В глазах Жулианы блестят слезы, а уголки губ слегка подергиваются в улыбке.
– Ты не стала искать предлога сбежать отсюда поскорее. И этого более чем достаточно.
Глава 27
Правда, вскоре Жулиану приходится покинуть. Уже прошло не меньше четверти часа с тех пор, как звонили в колокола, а значит, полуденная молитва уже началась. Я еще хотела навестить сегодня мать Агнес, но уже не осталось времени даже на краткий визит. И едва ли осталась пара минут, чтобы снять праздничное платье и добраться до святилища достаточно быстро, чтобы магистр Томас не ворчал.
– Ты сопоставила то, что говорила мадам Эмелин? – спрашиваю я Жулиану. – Есть вероятность, что убийца нападал еще до Перреты?
– Я отметила шесть девушек, – отвечает она.
Как только мы преодолели неловкость, вызванную признанием, кузина Симона вновь воспряла духом и вернула рабочий настрой.

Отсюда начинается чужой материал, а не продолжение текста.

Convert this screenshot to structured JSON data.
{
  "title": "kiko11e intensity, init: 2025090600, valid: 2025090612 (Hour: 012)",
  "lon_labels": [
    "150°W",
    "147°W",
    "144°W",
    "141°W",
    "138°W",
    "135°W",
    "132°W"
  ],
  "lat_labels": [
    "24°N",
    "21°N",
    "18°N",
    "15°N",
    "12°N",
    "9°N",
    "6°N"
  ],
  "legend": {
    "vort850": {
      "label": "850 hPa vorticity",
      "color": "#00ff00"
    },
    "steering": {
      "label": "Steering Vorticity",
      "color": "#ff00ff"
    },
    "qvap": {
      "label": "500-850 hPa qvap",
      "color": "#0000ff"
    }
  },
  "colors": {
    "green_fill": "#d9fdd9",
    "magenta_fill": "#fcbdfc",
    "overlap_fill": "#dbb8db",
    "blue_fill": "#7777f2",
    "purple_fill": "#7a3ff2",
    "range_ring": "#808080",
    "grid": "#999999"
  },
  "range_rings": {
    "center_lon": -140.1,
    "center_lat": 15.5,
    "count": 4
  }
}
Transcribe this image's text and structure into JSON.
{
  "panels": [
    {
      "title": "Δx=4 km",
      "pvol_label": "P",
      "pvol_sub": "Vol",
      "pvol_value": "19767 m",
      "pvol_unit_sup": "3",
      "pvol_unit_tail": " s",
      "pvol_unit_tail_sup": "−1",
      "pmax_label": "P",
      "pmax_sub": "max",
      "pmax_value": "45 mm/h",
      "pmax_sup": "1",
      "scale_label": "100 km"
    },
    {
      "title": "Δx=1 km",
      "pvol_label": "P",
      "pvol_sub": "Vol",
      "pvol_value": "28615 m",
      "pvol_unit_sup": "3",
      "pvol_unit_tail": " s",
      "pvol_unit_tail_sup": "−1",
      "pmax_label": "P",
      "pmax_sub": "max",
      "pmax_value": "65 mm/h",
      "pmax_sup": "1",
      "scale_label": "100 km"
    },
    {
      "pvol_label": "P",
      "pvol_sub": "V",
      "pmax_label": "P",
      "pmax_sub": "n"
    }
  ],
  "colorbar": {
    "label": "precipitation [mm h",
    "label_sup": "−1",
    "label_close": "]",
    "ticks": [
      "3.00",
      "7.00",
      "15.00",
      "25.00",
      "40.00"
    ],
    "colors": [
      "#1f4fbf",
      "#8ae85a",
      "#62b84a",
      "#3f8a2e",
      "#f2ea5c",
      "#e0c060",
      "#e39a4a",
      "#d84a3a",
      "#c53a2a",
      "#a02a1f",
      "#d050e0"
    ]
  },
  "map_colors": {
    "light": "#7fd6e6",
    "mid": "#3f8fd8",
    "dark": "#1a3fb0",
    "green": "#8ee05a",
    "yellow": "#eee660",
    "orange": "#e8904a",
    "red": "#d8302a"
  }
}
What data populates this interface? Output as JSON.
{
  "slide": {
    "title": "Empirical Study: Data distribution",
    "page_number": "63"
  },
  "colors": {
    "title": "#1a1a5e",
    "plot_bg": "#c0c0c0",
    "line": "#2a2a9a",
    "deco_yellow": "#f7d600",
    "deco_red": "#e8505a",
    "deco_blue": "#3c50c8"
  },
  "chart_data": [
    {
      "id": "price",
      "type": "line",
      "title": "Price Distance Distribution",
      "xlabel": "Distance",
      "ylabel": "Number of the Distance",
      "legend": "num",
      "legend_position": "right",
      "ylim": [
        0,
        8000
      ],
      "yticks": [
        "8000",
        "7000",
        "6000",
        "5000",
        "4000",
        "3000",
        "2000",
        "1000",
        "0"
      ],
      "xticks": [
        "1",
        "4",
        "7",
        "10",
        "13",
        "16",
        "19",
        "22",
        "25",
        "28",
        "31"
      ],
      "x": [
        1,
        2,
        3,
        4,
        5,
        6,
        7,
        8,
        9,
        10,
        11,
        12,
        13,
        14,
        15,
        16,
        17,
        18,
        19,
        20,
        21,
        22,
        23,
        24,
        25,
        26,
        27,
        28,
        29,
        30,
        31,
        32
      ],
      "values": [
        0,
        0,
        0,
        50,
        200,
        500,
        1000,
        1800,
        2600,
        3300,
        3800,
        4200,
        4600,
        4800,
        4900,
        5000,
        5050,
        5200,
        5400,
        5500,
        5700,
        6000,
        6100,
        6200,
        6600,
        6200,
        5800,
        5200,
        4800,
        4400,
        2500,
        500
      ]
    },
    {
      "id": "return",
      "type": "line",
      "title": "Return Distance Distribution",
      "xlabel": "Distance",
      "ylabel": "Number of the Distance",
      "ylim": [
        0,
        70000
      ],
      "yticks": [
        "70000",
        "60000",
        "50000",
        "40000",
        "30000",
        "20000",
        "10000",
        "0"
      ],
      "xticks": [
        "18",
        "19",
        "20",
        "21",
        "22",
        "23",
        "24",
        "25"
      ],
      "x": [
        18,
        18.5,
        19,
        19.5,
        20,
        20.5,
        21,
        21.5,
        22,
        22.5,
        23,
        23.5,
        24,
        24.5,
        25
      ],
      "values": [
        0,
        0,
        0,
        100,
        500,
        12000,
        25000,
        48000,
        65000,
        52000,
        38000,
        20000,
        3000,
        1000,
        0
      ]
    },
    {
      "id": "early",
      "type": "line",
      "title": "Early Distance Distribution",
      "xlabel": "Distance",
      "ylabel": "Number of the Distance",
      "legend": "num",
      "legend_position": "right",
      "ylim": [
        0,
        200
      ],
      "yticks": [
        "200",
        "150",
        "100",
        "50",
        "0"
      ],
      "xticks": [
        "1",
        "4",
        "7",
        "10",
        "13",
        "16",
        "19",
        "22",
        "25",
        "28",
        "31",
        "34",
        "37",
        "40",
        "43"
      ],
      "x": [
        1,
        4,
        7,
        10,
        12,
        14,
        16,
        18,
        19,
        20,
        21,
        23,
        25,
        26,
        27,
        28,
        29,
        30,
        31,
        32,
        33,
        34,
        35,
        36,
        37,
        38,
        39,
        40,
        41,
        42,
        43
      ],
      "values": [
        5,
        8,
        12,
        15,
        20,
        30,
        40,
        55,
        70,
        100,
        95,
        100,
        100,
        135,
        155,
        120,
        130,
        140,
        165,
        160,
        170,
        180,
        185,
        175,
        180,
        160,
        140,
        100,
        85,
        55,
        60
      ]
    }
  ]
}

– Поскольку Симон просил нас ничего не записывать, думаю, будет лучше, если я назову только трех, чтобы ты поспрашивала о них. Чтобы ты случайно ничего не перепутала и не забыла.
Наверное, Жулиане кажется странным, что другие помнят не все. Интересно, злит ли ее, что люди все забывают? Или ей легче, когда люди забывают то, что хотела бы забыть она?
Она называет имена, даты и места, где нашли первых трех женщин, а затем заставляет меня повторить все дважды – и, убедившись, что я запомнила, подталкивает меня к двери.
– Здесь не очень-то приятно. – Мне не хочется бросать ее в этой отвратительной комнате-тюрьме. – Что, если у тебя… если тебе снова станет плохо?
– Мадам Дениз позаботится обо мне, – отвечает Жулиана. – Как и всю жизнь.
В этот момент вновь звонят колокола, возвещая об окончании молитвы и начале строительных работ в святилище. Значит, я уже опаздываю.